De modo complementar, o Conselho Federal de Medicina tem provocado o debate sobre o tema junto ao Ministério da Educação e ao Congresso Nacional, preocupado em reestabelecer os aspectos quantitativos dos parâmetros de abertura de novas escolas que foram paulatinamente suprimidos desde 2013. Até o momento, essas iniciativas não surtiram o efeito desejado e definitivo, o que exige o envolvimento da sociedade brasileira como um todo nesta agenda.

A decisão do STF sobre o julgamento da ADC 81 – independentemente do desfecho – não muda a necessidade de rever esses critérios que têm sido torturados ao longo dos anos, para se adequar a interesses específicos (políticos, ideológicos, econômicos) desconsiderando o impacto do contexto atual no futuro da assistência.

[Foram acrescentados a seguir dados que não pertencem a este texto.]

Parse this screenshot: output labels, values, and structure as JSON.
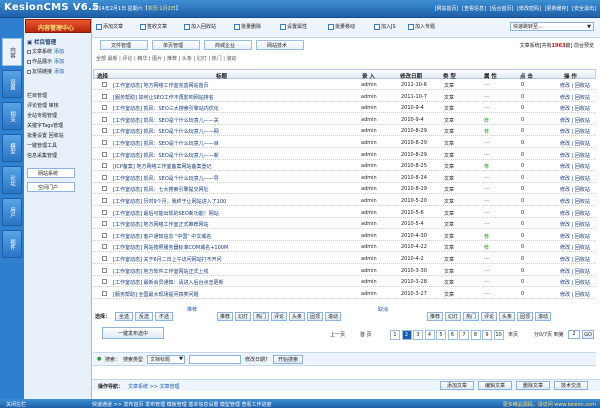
{
  "app": {
    "logo": "KesionCMS V6.5",
    "date_prefix": "2014年2月1日 星期六【",
    "date_link": "农历:1月2日",
    "date_suffix": "】",
    "top_links": [
      "[网站首页]",
      "[查看信息]",
      "[后台首页]",
      "[修改密码]",
      "[更新缓存]",
      "[安全退出]"
    ]
  },
  "left_tabs": [
    "内容",
    "设置",
    "相关",
    "模型",
    "论坛",
    "用户",
    "插件"
  ],
  "menu": {
    "header": "内容管理中心",
    "group1": "栏目管理",
    "items1": [
      {
        "label": "文章系统",
        "plus": "添加"
      },
      {
        "label": "作品展示",
        "plus": "添加"
      },
      {
        "label": "友情链接",
        "plus": "添加"
      }
    ],
    "items2": [
      "栏目管理",
      "评论管理 审核",
      "全站专题管理",
      "关键字Tags管理",
      "批量设置 回收站",
      "一键管理工具",
      "信息采集管理"
    ],
    "buttons": [
      "网站系统",
      "空间门户"
    ]
  },
  "toolbar": {
    "items": [
      "添加文章",
      "签收文章",
      "加入回收站",
      "批量删除",
      "设置属性",
      "批量移动",
      "加入JS",
      "加入专题"
    ],
    "quick_select": "快速跳转至..."
  },
  "subtabs": [
    "文件管理",
    "单页管理",
    "商城企业",
    "网站技术"
  ],
  "stats": {
    "prefix": "文章系统[共有",
    "count": "1963",
    "suffix": "篇]  前台预览"
  },
  "breadcrumb": "全部  最新 | 评论 | 精华 | 图片 | 推荐 | 头条 | 幻灯 | 热门 | 滚动",
  "table": {
    "headers": [
      "选择",
      "标题",
      "录 入",
      "修改日期",
      "类 型",
      "属 性",
      "点 击",
      "操 作"
    ],
    "rows": [
      {
        "title": "[工作室动态] 地方网络工作室完善网站首页",
        "author": "admin",
        "date": "2011-10-6",
        "type": "文章",
        "attr": "---",
        "hits": "0",
        "ops": "修改 | 回收站"
      },
      {
        "title": "[服务帮助] 如何让SEO工作不再影响网站排名",
        "author": "admin",
        "date": "2011-10-7",
        "type": "文章",
        "attr": "---",
        "hits": "0",
        "ops": "修改 | 回收站"
      },
      {
        "title": "[工作室动态] 凯风：SEO三大搜索引擎站内优化",
        "author": "admin",
        "date": "2010-9-4",
        "type": "文章",
        "attr": "---",
        "hits": "0",
        "ops": "修改 | 回收站"
      },
      {
        "title": "[工作室动态] 凯风：SEO是个什么玩意儿——关",
        "author": "admin",
        "date": "2010-9-4",
        "type": "文章",
        "attr": "荐",
        "hits": "0",
        "ops": "修改 | 回收站"
      },
      {
        "title": "[工作室动态] 凯风：SEO是个什么玩意儿——网",
        "author": "admin",
        "date": "2010-8-29",
        "type": "文章",
        "attr": "荐",
        "hits": "0",
        "ops": "修改 | 回收站"
      },
      {
        "title": "[工作室动态] 凯风：SEO是个什么玩意儿——目",
        "author": "admin",
        "date": "2010-8-29",
        "type": "文章",
        "attr": "---",
        "hits": "0",
        "ops": "修改 | 回收站"
      },
      {
        "title": "[工作室动态] 凯风：SEO是个什么玩意儿——新",
        "author": "admin",
        "date": "2010-8-29",
        "type": "文章",
        "attr": "---",
        "hits": "0",
        "ops": "修改 | 回收站"
      },
      {
        "title": "[ICP备案] 地方网络工作室备案网站备案登记",
        "author": "admin",
        "date": "2010-8-25",
        "type": "文章",
        "attr": "荐",
        "hits": "0",
        "ops": "修改 | 回收站"
      },
      {
        "title": "[工作室动态] 凯风：SEO是个什么玩意儿——导",
        "author": "admin",
        "date": "2010-8-24",
        "type": "文章",
        "attr": "---",
        "hits": "0",
        "ops": "修改 | 回收站"
      },
      {
        "title": "[工作室动态] 凯风：七大搜索引擎提交网址",
        "author": "admin",
        "date": "2010-8-19",
        "type": "文章",
        "attr": "---",
        "hits": "0",
        "ops": "修改 | 回收站"
      },
      {
        "title": "[工作室动态] 历时9个月，我终于让网站进入了100",
        "author": "admin",
        "date": "2010-5-20",
        "type": "文章",
        "attr": "---",
        "hits": "0",
        "ops": "修改 | 回收站"
      },
      {
        "title": "[工作室动态] 最后可能出现的SEO新功能！网站",
        "author": "admin",
        "date": "2010-5-6",
        "type": "文章",
        "attr": "---",
        "hits": "0",
        "ops": "修改 | 回收站"
      },
      {
        "title": "[工作室动态] 地方网络工作室正式推荐网站",
        "author": "admin",
        "date": "2010-5-4",
        "type": "文章",
        "attr": "---",
        "hits": "0",
        "ops": "修改 | 回收站"
      },
      {
        "title": "[工作室动态] 客户通知信息 \"中国\" 中文域名",
        "author": "admin",
        "date": "2010-4-30",
        "type": "文章",
        "attr": "荐",
        "hits": "0",
        "ops": "修改 | 回收站"
      },
      {
        "title": "[工作室动态] 网站按照服务器标准COM域名+100M",
        "author": "admin",
        "date": "2010-4-22",
        "type": "文章",
        "attr": "荐",
        "hits": "0",
        "ops": "修改 | 回收站"
      },
      {
        "title": "[工作室动态] 关于6月二日上午访问网站打不开问",
        "author": "admin",
        "date": "2010-4-2",
        "type": "文章",
        "attr": "---",
        "hits": "0",
        "ops": "修改 | 回收站"
      },
      {
        "title": "[工作室动态] 地方软件工作室网站正式上线",
        "author": "admin",
        "date": "2010-3-30",
        "type": "文章",
        "attr": "---",
        "hits": "0",
        "ops": "修改 | 回收站"
      },
      {
        "title": "[工作室动态] 最新会员通知：请进入后台点击更新",
        "author": "admin",
        "date": "2010-3-28",
        "type": "文章",
        "attr": "---",
        "hits": "0",
        "ops": "修改 | 回收站"
      },
      {
        "title": "[服务帮助] 全国最大现场提问搞笑问题",
        "author": "admin",
        "date": "2010-3-27",
        "type": "文章",
        "attr": "---",
        "hits": "0",
        "ops": "修改 | 回收站"
      }
    ]
  },
  "selection": {
    "label": "选择：",
    "buttons": [
      "全选",
      "反选",
      "不选"
    ],
    "recommend_label": "推荐",
    "cancel_label": "取消",
    "attr_buttons": [
      "推荐",
      "幻灯",
      "热门",
      "评论",
      "头条",
      "固顶",
      "滚动"
    ],
    "attr_buttons2": [
      "推荐",
      "幻灯",
      "热门",
      "评论",
      "头条",
      "固顶",
      "滚动"
    ],
    "action_button": "一键发布选中"
  },
  "pager": {
    "prev": "上一页",
    "first": "首 页",
    "pages": [
      "1",
      "2",
      "3",
      "4",
      "5",
      "6",
      "7",
      "8",
      "9",
      "10"
    ],
    "last": "末页",
    "info": "分0/7页 到第",
    "page_input": "2",
    "go": "GO"
  },
  "search": {
    "label": "搜索：",
    "type_label": "搜索类型",
    "type_value": "文档标题",
    "date_label": "修改日期?",
    "button": "开始搜索"
  },
  "bottom": {
    "nav_label": "操作导航：",
    "nav_path": "文章系统 >> 文章管理",
    "buttons": [
      "添加文章",
      "编辑文章",
      "删除文章",
      "技术交流"
    ]
  },
  "statusbar": {
    "left": "关闭左栏",
    "links": "快速通道 >>  发布首页  发布管理  模板管理  基本信息设置  模型管理  查看工作进度",
    "right": "更多精品源码，请访问 www.kesion.com"
  }
}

Para o CFM, ninguém deve se furtar de participar desse debate, cujo encerramento pode ter consequências relevantes para os indicadores de morbidade e mortalidade e sobre a percepção a respeito da confiança e da credibilidade da população na medicina.

No Brasil, é preciso fugir do falso dilema – falta ou não falta de médicos –, já superado pelas estatísticas que apontam a existência de mais de meio milhão de profissionais no território nacional, e focar no que realmente importa para o paciente e sua família: o País precisa de mais médicos ou de médicos melhor formados?

Ao trocar a qualidade pela quantidade, o Governo priva o cidadão daquilo que lhe é devido por força da Constituição: a oferta de uma assistência caracterizada pela eficiência e pela segurança, como os médicos bem formados podem oferecer.